What watchdog knew about Anglo 'irrelevant', jury in Drumm trial told
What the banking authorities knew about what was going on in Anglo Irish Bank during the financial crisis is "not relevant" to the case against former CEO David Drumm, a judge has told a jury.
Judge Karen O'Connor said the Financial Regulator could not condone criminal behaviour and the jury must consider whether Mr Drumm intended to mislead people about Anglo's strength.
She was delivering her charge to the jury as Mr Drumm's 17-week trial entered its final stage. The judge's charge gives jurors guidance on the legal principles that apply to a case before they begin deliberations on a verdict.

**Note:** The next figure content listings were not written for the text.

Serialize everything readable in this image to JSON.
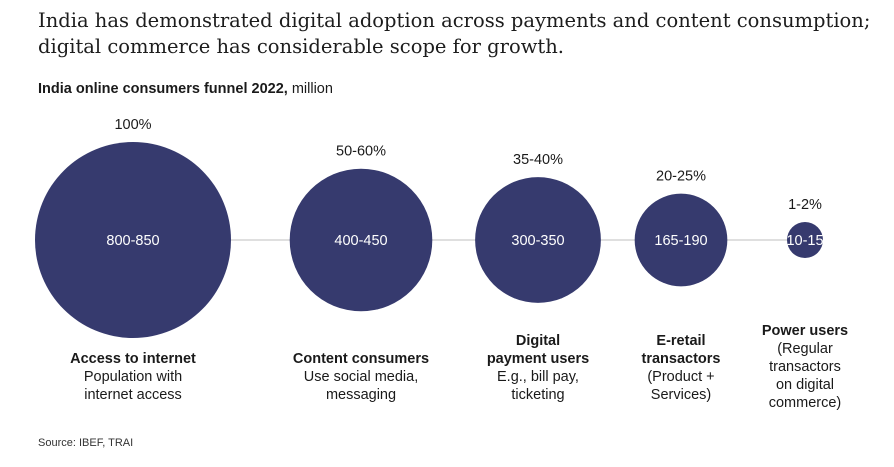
{
  "headline": "India has demonstrated digital adoption across payments and content consumption; digital commerce has considerable scope for growth.",
  "subtitle_bold": "India online consumers funnel 2022,",
  "subtitle_unit": " million",
  "colors": {
    "bubble": "#363a6e",
    "bubble_text": "#ffffff",
    "connector": "#cccccc"
  },
  "chart_data": {
    "type": "bubble-funnel",
    "title": "India online consumers funnel 2022",
    "unit": "million",
    "categories": [
      "Access to internet",
      "Content consumers",
      "Digital payment users",
      "E-retail transactors",
      "Power users"
    ],
    "share_labels": [
      "100%",
      "50-60%",
      "35-40%",
      "20-25%",
      "1-2%"
    ],
    "value_labels": [
      "800-850",
      "400-450",
      "300-350",
      "165-190",
      "10-15"
    ],
    "values_min": [
      800,
      400,
      300,
      165,
      10
    ],
    "values_max": [
      850,
      450,
      350,
      190,
      15
    ]
  },
  "stages": [
    {
      "name_lines": [
        "Access to internet"
      ],
      "desc_lines": [
        "Population with",
        "internet access"
      ]
    },
    {
      "name_lines": [
        "Content consumers"
      ],
      "desc_lines": [
        "Use social media,",
        "messaging"
      ]
    },
    {
      "name_lines": [
        "Digital",
        "payment users"
      ],
      "desc_lines": [
        "E.g., bill pay,",
        "ticketing"
      ]
    },
    {
      "name_lines": [
        "E-retail",
        "transactors"
      ],
      "desc_lines": [
        "(Product +",
        "Services)"
      ]
    },
    {
      "name_lines": [
        "Power users"
      ],
      "desc_lines": [
        "(Regular",
        "transactors",
        "on digital",
        "commerce)"
      ]
    }
  ],
  "source": "Source: IBEF, TRAI"
}
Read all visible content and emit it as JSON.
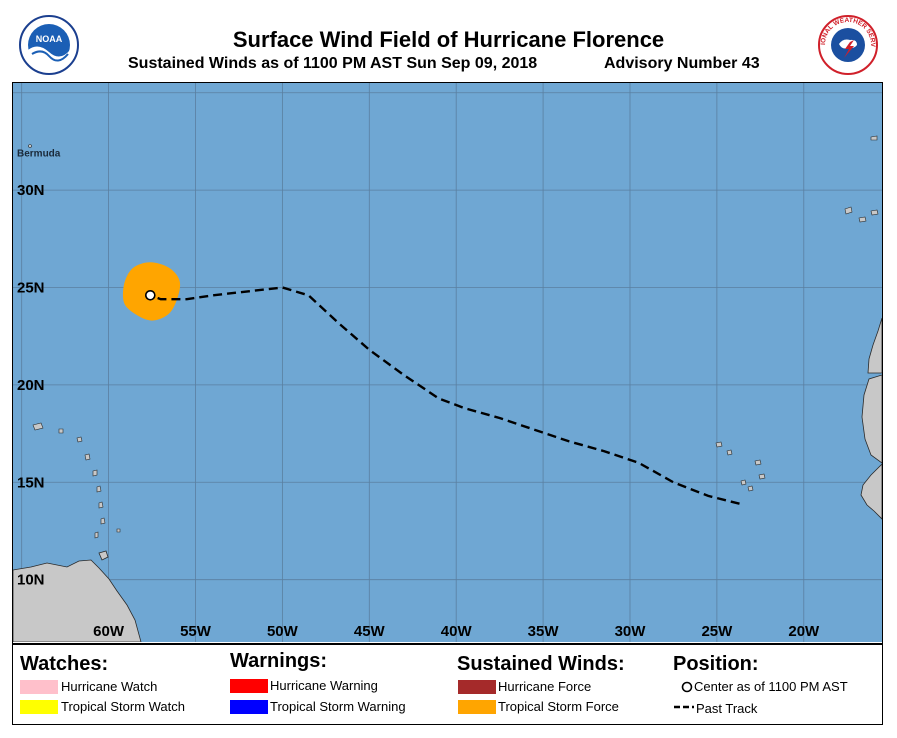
{
  "header": {
    "title": "Surface Wind Field of Hurricane Florence",
    "subtitle": "Sustained Winds as of 1100 PM AST Sun Sep 09, 2018",
    "advisory": "Advisory Number 43",
    "left_logo_text": "NOAA",
    "right_logo_text": "NATIONAL WEATHER SERVICE"
  },
  "map": {
    "ocean_color": "#6fa7d3",
    "land_color": "#c8c8c8",
    "lon_min": -65.5,
    "lon_max": -15.5,
    "lat_min": 6.8,
    "lat_max": 35.5,
    "lat_labels": [
      {
        "lat": 30,
        "text": "30N"
      },
      {
        "lat": 25,
        "text": "25N"
      },
      {
        "lat": 20,
        "text": "20N"
      },
      {
        "lat": 15,
        "text": "15N"
      },
      {
        "lat": 10,
        "text": "10N"
      }
    ],
    "lon_labels": [
      {
        "lon": -60,
        "text": "60W"
      },
      {
        "lon": -55,
        "text": "55W"
      },
      {
        "lon": -50,
        "text": "50W"
      },
      {
        "lon": -45,
        "text": "45W"
      },
      {
        "lon": -40,
        "text": "40W"
      },
      {
        "lon": -35,
        "text": "35W"
      },
      {
        "lon": -30,
        "text": "30W"
      },
      {
        "lon": -25,
        "text": "25W"
      },
      {
        "lon": -20,
        "text": "20W"
      }
    ],
    "places": [
      {
        "name": "Bermuda",
        "lon": -64.8,
        "lat": 32.3
      }
    ],
    "center": {
      "lon": -57.6,
      "lat": 24.6
    },
    "past_track": [
      [
        -23.7,
        13.9
      ],
      [
        -25.5,
        14.3
      ],
      [
        -27.5,
        15.0
      ],
      [
        -29.5,
        16.0
      ],
      [
        -31.5,
        16.6
      ],
      [
        -33.5,
        17.1
      ],
      [
        -35.5,
        17.7
      ],
      [
        -37.5,
        18.3
      ],
      [
        -39.5,
        18.8
      ],
      [
        -41.0,
        19.3
      ],
      [
        -43.0,
        20.5
      ],
      [
        -45.0,
        21.8
      ],
      [
        -46.8,
        23.2
      ],
      [
        -48.5,
        24.6
      ],
      [
        -50.0,
        25.0
      ],
      [
        -52.0,
        24.8
      ],
      [
        -54.0,
        24.6
      ],
      [
        -55.5,
        24.4
      ],
      [
        -57.0,
        24.4
      ],
      [
        -57.6,
        24.6
      ]
    ],
    "ts_wind_field": [
      [
        -59.1,
        25.2
      ],
      [
        -58.6,
        26.0
      ],
      [
        -57.6,
        26.3
      ],
      [
        -56.5,
        26.0
      ],
      [
        -55.9,
        25.3
      ],
      [
        -56.1,
        24.3
      ],
      [
        -56.6,
        23.6
      ],
      [
        -57.5,
        23.3
      ],
      [
        -58.4,
        23.6
      ],
      [
        -59.1,
        24.2
      ]
    ]
  },
  "legend": {
    "watches": {
      "heading": "Watches:",
      "items": [
        {
          "label": "Hurricane Watch",
          "color": "#ffc0cb"
        },
        {
          "label": "Tropical Storm Watch",
          "color": "#ffff00"
        }
      ]
    },
    "warnings": {
      "heading": "Warnings:",
      "items": [
        {
          "label": "Hurricane Warning",
          "color": "#ff0000"
        },
        {
          "label": "Tropical Storm Warning",
          "color": "#0000ff"
        }
      ]
    },
    "winds": {
      "heading": "Sustained Winds:",
      "items": [
        {
          "label": "Hurricane Force",
          "color": "#a52a2a"
        },
        {
          "label": "Tropical Storm Force",
          "color": "#ffa500"
        }
      ]
    },
    "position": {
      "heading": "Position:",
      "center_label": "Center as of 1100 PM AST",
      "track_label": "Past Track"
    }
  }
}
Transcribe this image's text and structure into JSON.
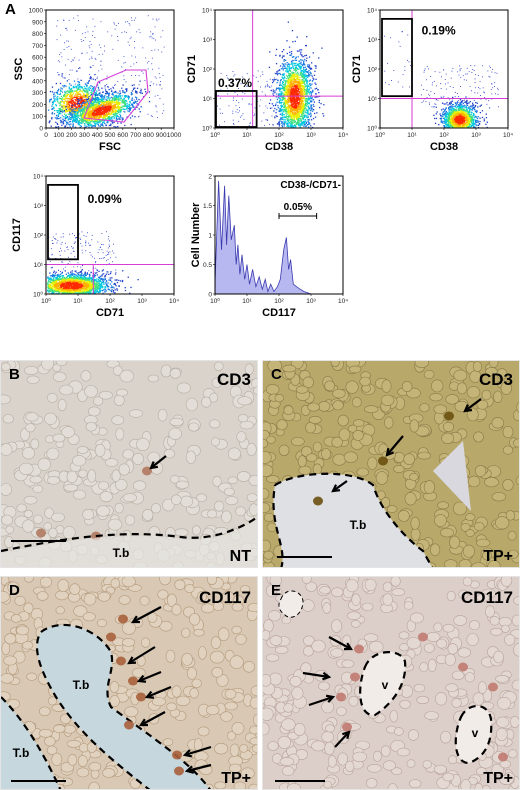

Mr Drumm (51) is pleading not guilty to conspiring to defraud by dishonestly creating the impression that Anglo's customer deposits were €7.2bn larger than they really were in September 2008.
The case centres on a series of inter-bank deposits which circulated between Anglo and Irish Life and Permanent.
Mr Drumm also denies false accounting by providing misleading information to the market.
There are 10 men and four women on the jury, which was enlarged to account for potential drop-outs because of the length of the trial. At the end of the judge's charge, the two "spare" jurors will be selected by ballot to be sent home and the remaining 12 will begin deliberations.
Judge O'Connor first told the jurors they alone were in charge of deciding on the facts.
She asked them to bring their experience, common sense and judgment of human affairs to bear on the evidence.
She told them to put aside any sympathy or strong views they might hold and "approach the evidence in a cold and dispassionate way".
The first principle was Mr Drumm's presumption of innocence and onus was on the prosecution to prove guilt - the defence did not have to prove anything and the jury could not draw any inference from the fact that Mr Drumm had not given evidence. It was up to the jurors to decide whether they regarded the transactions as "real" or if they were entered into dishonestly, she said.
The allegation was an intention to mislead and therefore cause a risk of loss to the economic interests of another.
"What the Central Bank or the Financial Regulator knew about what was going on in Anglo and Irish Life and Permanent is irrelevant to the issues," the judge said. "The Financial Regulator cannot condone criminal behaviour."
She referred to the suggestion that what was done was to "keep the doors open" in Anglo.
"Necessity does not provide any defence," she said, adding that if someone steals food because a child is hungry "it's still theft".
No actual loss or gain by anyone was required to prove the charge, a risk of loss was sufficient.
The judge's charge was due to continue today.